Canadian animation is also strong. A program from the Ottawa International Animation Festival includes the Oscar-nominated short, I Met the Walrus. Josh Raskin made this animation to illustrate the interview he had with John Lennon when he was 14 years old.

Another Oscar-nominated animation, Madame Tutli-Putli, will also be shown.

Kerry Barber has again programmed First Nations films, this year with input from Darryl Nepnaik. One of their choices, Issaittuq, directed by Bruce Haulli, was produced by Zacharias Kunuk and his Isuma studio in Nunavut.

A phenomenon this year is that several filmmakers have journeyed afar to make films in foreign countries. Erika MacPherson, from Manitoba, made You are Here/We are There in Iceland. A U.K. filmmaker shot Tales From the Arctic Circle in Nunavut, an American shot in Argentina, Canadians filmed in Senegal and Iceland.

At last year’s DCISFF, Bridget Farr attended for the screening of her experimental short, The Space Between Us. Immediately after the Festival, Farr and Chris Redman left for Burundi in central Africa, where they set up the Burundi Film Centre.

Their drama, Basket Boy, tells of a woman whose baby is delivered by C-section. When her husband can’t afford to pay the hospital bill, mother and child are held hostage. The parents smuggle their baby out in a lunch basket.

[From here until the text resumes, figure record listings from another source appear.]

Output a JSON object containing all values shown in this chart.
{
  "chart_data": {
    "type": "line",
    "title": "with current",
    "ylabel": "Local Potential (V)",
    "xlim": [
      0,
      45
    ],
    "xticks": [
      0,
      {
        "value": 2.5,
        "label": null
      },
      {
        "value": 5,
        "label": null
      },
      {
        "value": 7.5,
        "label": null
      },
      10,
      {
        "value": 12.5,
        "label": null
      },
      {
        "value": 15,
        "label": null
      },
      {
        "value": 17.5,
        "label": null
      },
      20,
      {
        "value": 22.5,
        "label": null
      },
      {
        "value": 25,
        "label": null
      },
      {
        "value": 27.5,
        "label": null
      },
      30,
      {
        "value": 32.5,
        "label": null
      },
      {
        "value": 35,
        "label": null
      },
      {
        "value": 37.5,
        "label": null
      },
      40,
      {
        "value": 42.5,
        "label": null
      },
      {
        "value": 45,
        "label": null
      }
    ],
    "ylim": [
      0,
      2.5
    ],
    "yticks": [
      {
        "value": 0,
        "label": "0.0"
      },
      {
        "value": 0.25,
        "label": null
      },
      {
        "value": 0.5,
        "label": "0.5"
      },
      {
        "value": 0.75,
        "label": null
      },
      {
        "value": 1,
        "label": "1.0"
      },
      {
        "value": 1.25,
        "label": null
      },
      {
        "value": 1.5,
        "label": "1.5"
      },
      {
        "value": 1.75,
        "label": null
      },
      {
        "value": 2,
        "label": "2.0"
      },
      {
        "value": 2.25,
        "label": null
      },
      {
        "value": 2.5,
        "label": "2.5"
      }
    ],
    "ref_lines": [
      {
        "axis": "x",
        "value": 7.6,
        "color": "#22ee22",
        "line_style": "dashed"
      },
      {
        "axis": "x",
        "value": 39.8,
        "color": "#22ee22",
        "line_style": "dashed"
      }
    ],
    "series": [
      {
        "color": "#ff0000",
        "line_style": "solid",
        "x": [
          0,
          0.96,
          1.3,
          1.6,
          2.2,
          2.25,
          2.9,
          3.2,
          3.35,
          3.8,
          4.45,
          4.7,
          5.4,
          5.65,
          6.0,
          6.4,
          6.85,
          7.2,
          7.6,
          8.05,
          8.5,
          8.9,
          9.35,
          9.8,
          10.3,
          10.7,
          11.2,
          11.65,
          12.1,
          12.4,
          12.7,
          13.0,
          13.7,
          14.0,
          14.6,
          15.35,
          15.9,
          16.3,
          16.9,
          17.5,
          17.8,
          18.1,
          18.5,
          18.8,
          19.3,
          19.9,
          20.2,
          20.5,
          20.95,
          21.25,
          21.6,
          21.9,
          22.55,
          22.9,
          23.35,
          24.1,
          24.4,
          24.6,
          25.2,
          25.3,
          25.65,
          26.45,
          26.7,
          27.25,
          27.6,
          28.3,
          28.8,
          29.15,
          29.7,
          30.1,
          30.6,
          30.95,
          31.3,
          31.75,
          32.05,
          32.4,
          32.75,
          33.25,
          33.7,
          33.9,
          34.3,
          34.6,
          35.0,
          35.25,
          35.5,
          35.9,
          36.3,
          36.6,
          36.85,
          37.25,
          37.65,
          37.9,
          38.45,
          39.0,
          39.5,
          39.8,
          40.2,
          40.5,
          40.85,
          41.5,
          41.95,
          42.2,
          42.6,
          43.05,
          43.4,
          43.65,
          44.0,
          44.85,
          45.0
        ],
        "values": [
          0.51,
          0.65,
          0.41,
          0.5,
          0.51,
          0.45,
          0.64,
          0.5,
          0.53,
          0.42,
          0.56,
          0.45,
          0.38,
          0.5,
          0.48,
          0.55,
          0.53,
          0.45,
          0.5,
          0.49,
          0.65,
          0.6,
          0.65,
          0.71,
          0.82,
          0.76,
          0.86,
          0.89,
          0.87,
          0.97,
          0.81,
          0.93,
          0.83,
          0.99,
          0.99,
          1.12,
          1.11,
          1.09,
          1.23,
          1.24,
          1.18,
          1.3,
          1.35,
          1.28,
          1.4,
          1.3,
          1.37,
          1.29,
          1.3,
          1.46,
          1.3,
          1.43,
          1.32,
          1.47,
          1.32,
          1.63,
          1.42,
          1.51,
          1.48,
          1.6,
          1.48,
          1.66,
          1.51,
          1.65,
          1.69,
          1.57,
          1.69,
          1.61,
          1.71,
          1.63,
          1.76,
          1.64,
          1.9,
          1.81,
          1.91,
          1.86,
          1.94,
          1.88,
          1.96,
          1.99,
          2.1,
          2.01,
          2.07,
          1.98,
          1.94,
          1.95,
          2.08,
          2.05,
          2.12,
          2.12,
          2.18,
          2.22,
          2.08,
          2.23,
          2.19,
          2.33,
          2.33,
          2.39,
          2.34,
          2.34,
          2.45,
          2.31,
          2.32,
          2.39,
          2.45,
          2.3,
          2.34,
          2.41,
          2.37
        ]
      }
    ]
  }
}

Directing Actors in Film is an interactive workshop that the Festival offers this year. Karen Hines, an award-winning actor, writer and filmmaker from Calgary, will join forces with Yukoners Celia McBride and Lulu Keating. All three have films in the festival.

Dan Monceaux and Emma Sterling of Australia will be Klondike Institute of Art and Culture (KIAC) artists in residence during the festival. Monceaux’s film, A Shift in Perception, won the Best of the Fest Lodestar Award last year.

Their new project, Supermarket, will be screened. It shows footage of their recent North American tour and will possibly include new footage shot in the Yukon.

Screenings are held at KIAC’s old Odd Fellows Hall on the corner of Princess Street and Second Avenue.

Even the food available at the concession stand is innovative. In addition to the usual assortment of baked goods, this year audiences will be able to purchase sushi, crepes, fajitas and quiche.

Complete details can be viewed on the website at www.dawsonfilmfest.com.